İçindekiler
Bilirkişi Raporuna İtiraz Dilekçesi
Bilirkişi raporuna itiraz dilekçesi, bilirkişi tarafından hazırlanan raporun hukuka aykırı olduğunu veya eksik olduğunu iddia eden tarafın mahkemeye sunduğu bir dilekçedir. Bilirkişi raporuna itiraz dilekçesinde, itiraz edilen raporun hangi noktalarda hatalı olduğu, hangi delillere dayandığı ve hangi hukuki gerekçelerle reddedildiği açıkça belirtilmelidir. Ayrıca, itiraz eden tarafın talepleri de dilekçede yer almalıdır.
Bilirkişi raporuna itiraz dilekçesi yazarken, aşağıdaki hususlara dikkat edilmelidir:
- Dilekçe, mahkemenin adı, dosya numarası ve tarafların isimleri ile başlamalıdır.
- Dilekçenin konusu olarak “Bilirkişi Raporuna İtiraz” ibaresi yazılmalıdır.
- Dilekçede, bilirkişi raporunun hangi tarihte tebliğ edildiği ve itiraz süresinin ne zaman dolduğu belirtilmelidir.
- Dilekçede, bilirkişi raporunun hangi hususlarda hukuka aykırı olduğu veya eksik olduğu somut olarak gösterilmelidir. Bu noktada, bilimsel veriler, teknik raporlar, tanık beyanları, fotoğraflar gibi delillerden yararlanılabilir.
- Dilekçede, bilirkişi raporunun reddedilmesini gerektiren hukuki gerekçeler de açıklanmalıdır. Bu noktada, yasal düzenlemeler, içtihatlar, doktrin görüşleri gibi kaynaklardan yararlanılabilir.
- Dilekçede, bilirkişi raporunun reddedilmesi halinde mahkemenin nasıl bir karar vermesi gerektiği de talep edilmelidir. Bu noktada, davanın reddi, kabulü, bozulması, yeniden bilirkişi incelemesi yapılması gibi seçeneklerden biri veya birkaçı istenebilir.
- Dilekçe, itiraz eden tarafın imzası veya vekilinin imzası ile son bulmalıdır.

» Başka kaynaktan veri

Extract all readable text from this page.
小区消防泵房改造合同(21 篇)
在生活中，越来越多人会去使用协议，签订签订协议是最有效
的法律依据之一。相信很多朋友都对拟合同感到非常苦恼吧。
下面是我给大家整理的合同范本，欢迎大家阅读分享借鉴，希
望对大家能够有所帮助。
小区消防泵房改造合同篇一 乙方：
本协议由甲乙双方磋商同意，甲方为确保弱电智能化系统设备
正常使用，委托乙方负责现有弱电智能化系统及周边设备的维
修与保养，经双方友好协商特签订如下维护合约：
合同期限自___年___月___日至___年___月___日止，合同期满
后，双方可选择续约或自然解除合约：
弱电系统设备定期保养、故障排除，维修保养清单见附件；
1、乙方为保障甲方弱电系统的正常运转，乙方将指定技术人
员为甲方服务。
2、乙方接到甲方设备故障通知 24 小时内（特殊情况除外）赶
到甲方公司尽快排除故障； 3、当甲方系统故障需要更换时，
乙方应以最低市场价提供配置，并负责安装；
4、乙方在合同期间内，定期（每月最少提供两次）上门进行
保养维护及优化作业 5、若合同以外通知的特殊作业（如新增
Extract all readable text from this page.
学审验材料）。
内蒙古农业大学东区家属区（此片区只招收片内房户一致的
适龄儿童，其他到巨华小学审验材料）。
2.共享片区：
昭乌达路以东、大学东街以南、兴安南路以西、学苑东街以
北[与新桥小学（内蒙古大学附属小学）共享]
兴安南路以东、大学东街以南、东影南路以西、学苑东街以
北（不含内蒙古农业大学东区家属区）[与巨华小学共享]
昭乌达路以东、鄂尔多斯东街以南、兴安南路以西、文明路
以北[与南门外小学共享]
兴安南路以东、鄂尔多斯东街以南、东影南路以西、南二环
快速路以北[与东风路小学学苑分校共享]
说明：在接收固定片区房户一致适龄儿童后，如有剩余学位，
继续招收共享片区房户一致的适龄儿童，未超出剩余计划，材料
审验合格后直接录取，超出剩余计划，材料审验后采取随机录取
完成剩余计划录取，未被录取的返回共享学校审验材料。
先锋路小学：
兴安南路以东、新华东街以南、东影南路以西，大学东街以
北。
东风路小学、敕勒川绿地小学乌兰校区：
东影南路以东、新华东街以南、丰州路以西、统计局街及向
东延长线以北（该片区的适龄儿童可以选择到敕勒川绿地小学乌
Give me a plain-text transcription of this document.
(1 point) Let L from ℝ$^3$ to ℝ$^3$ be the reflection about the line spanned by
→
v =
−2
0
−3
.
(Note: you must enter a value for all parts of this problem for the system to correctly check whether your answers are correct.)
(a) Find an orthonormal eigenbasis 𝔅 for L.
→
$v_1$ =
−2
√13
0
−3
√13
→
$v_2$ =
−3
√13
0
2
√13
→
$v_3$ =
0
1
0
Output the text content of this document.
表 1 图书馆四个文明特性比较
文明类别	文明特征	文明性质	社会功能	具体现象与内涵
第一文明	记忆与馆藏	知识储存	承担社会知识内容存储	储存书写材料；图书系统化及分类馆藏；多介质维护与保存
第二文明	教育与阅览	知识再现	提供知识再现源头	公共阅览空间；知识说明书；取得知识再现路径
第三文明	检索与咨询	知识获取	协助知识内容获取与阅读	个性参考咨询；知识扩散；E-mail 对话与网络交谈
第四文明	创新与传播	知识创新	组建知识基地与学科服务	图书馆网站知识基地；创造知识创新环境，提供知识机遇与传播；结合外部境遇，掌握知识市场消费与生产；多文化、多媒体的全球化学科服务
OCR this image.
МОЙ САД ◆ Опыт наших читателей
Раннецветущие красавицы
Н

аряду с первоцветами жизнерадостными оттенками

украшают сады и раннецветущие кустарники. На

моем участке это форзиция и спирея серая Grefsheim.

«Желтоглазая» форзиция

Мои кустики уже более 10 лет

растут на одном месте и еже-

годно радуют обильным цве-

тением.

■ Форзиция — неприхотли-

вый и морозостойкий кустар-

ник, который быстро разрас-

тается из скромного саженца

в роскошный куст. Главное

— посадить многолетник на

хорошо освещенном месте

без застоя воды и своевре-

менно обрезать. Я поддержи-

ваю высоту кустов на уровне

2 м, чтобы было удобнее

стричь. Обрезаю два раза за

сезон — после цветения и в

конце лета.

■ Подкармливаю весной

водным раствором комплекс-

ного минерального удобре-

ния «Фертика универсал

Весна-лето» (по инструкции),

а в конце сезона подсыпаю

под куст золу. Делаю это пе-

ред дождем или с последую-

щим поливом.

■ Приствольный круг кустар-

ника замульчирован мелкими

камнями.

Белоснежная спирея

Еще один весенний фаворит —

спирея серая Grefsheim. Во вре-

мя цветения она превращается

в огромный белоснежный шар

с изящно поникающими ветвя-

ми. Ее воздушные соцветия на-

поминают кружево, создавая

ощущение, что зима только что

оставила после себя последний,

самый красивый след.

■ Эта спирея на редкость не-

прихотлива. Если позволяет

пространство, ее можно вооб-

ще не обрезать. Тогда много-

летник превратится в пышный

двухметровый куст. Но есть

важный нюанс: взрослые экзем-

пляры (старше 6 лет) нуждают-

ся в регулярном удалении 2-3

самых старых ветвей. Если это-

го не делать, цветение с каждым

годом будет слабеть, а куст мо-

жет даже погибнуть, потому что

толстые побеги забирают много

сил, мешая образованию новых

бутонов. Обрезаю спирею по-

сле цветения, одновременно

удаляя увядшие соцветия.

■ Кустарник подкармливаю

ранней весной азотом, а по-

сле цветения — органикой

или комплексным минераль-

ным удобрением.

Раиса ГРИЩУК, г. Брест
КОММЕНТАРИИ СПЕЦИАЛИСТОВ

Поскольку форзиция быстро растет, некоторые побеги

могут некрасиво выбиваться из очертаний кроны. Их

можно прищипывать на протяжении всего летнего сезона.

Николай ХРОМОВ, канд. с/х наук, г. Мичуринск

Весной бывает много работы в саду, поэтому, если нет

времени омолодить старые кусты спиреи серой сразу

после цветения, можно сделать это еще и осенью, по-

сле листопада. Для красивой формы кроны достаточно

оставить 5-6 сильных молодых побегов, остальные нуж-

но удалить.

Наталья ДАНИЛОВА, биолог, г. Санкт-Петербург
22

Bilirkişi Raporuna İtirazın Hukuki Dayanakları
Bilirkişi raporu, yargılama sürecinde mahkemenin delil toplama yöntemlerinden biridir. Bilirkişi raporu, mahkemenin talebi üzerine veya tarafların istemiyle, davanın konusuna ilişkin teknik, bilimsel veya mesleki bilgi gerektiren hususlarda bilirkişiler tarafından hazırlanan bir belgedir. Bilirkişi raporu, mahkemenin karar vermesine yardımcı olmak amacıyla hazırlanır ve mahkemeyi bağlamaz. Mahkeme, bilirkişi raporunu değerlendirirken, raporun gerekçesini, bilirkişinin uzmanlığını, raporun delillerle uyumunu ve tarafların görüşlerini dikkate alır.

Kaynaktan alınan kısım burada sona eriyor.